Mark Twain famously said, "Everyone talks about the weather, but nobody does anything about it." Conversely, in IT everyone talks about data center energy efficiency, and many vendors are trying to do something about it. The introduction of Viridity's new EnergyCenter offers a particularly intriguing example. Viridity, a start-up company, tackles the data center energy-efficiency problem head on with EnergyCenter, a software approach to enabling data center energy optimization. Now corporate initiatives to go "green" are well and good, but there a couple of pragmatic business reasons why energy efficiency is being increasingly scrutinized within IT organizations.
First, the demand for computing and storage resources, which obviously require power, is expected to increase. However, expanding the physical footprint of a data center along with new workload-accommodating power infrastructures, including transformers, power distribution units, and backup generators, is a big no-no. When IT organizations are, at best, in budgetary cost-containment, as opposed to cost-reduction, mode, obtaining the capital expense (CAPEX) dollars for a data center upgrade solely for power reasons is likely to be a very hard sell. Then there is the price of electricity, which is not likely to go down. Just the opposite. The organizations that own the operating expense (OPEX) budget are likely feeling under increasing pressure because of upward-spiraling electricity costs, but that doesn't let IT off the hook, as the enterprise still has to pay the bill for inefficient energy management.
For energy management in the data center, having good information at the granular device level is necessary as is the analytical reporting capability to make that information actionable. For example, what would be the impact of a tech refresh with more energy-efficient equipment? Or what would be the energy/cost impact of virtual server-based consolidation, which powers down no-longer-needed physical servers?
Alas, gathering good power consumption information has not been easy. Faceplate information is simply not accurate enough. For example, power utilization and consumption are dynamic, not fixed, whereas faceplates assume a fixed use of energy. How can that be? One example is that modern processing chips use more or less energy depending upon workloads.

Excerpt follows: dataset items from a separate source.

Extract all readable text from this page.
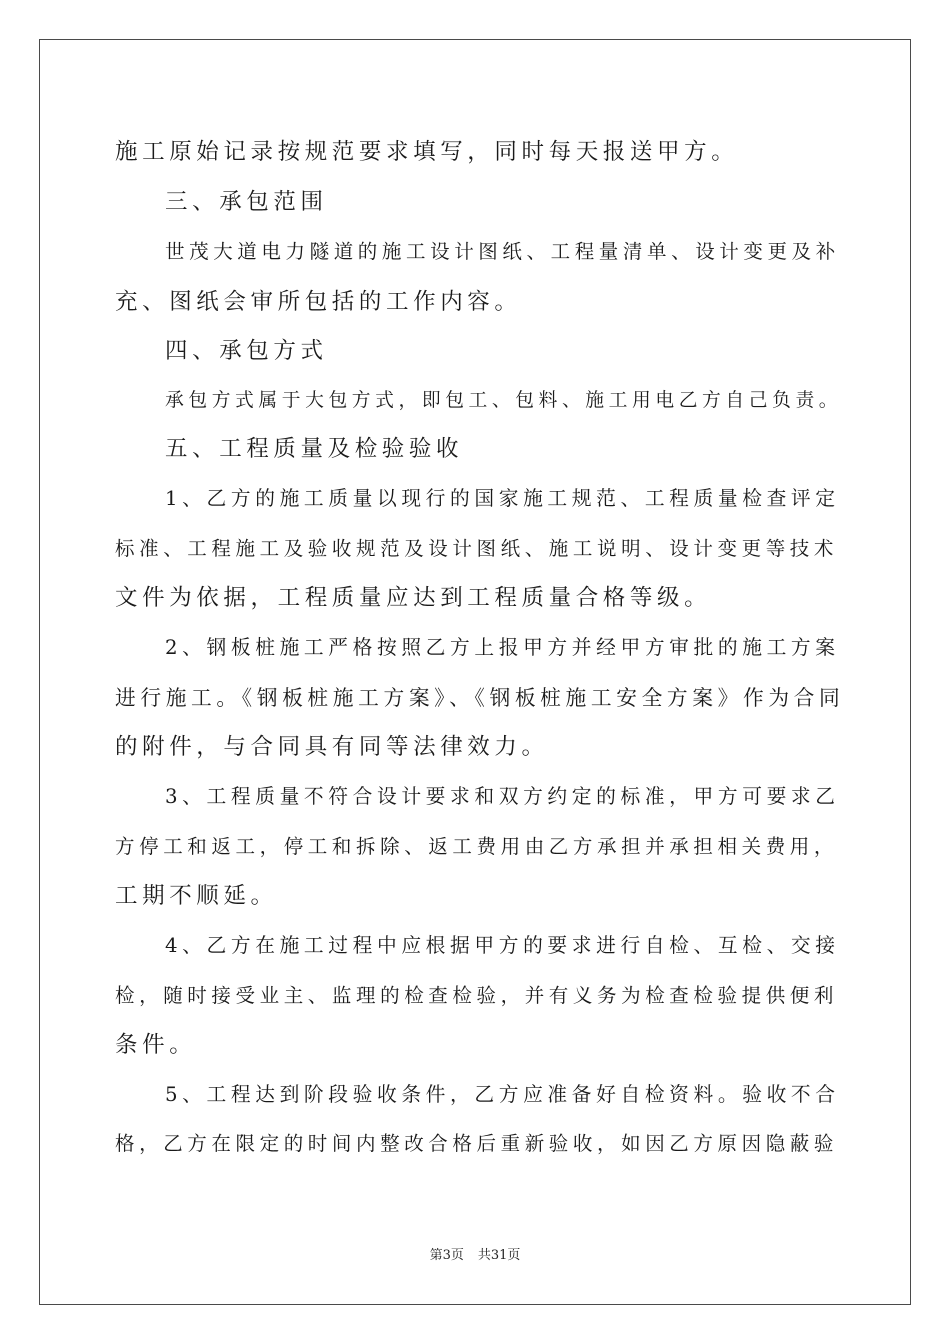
施工原始记录按规范要求填写，同时每天报送甲方。
三、承包范围
世茂大道电力隧道的施工设计图纸、工程量清单、设计变更及补
充、图纸会审所包括的工作内容。
四、承包方式
承包方式属于大包方式，即包工、包料、施工用电乙方自己负责。
五、工程质量及检验验收
1、乙方的施工质量以现行的国家施工规范、工程质量检查评定
标准、工程施工及验收规范及设计图纸、施工说明、设计变更等技术
文件为依据，工程质量应达到工程质量合格等级。
2、钢板桩施工严格按照乙方上报甲方并经甲方审批的施工方案
进行施工。《钢板桩施工方案》、《钢板桩施工安全方案》作为合同
的附件，与合同具有同等法律效力。
3、工程质量不符合设计要求和双方约定的标准，甲方可要求乙
方停工和返工，停工和拆除、返工费用由乙方承担并承担相关费用，
工期不顺延。
4、乙方在施工过程中应根据甲方的要求进行自检、互检、交接
检，随时接受业主、监理的检查检验，并有义务为检查检验提供便利
条件。
5、工程达到阶段验收条件，乙方应准备好自检资料。验收不合
格，乙方在限定的时间内整改合格后重新验收，如因乙方原因隐蔽验
第3页 共31页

To address this point, Viridity's EnergyCenter monitors utilization and maps that to energy consumption over time in order to create a more accurate power utilization profile. This, in turn, can be used for analysis, such as identifying underutilized IT equipment and planning when and why to make that aforementioned tech refresh.
A better way than faceplates is to use physical sensors to collect information in real time. This would make possible the use of continuous information, and it is the most accurate way of gauging energy usage. However, sensors tend to be expensive and intrusive and could cause management problems, such as trying to keep track of configuration changes and updating the sensor network, as well.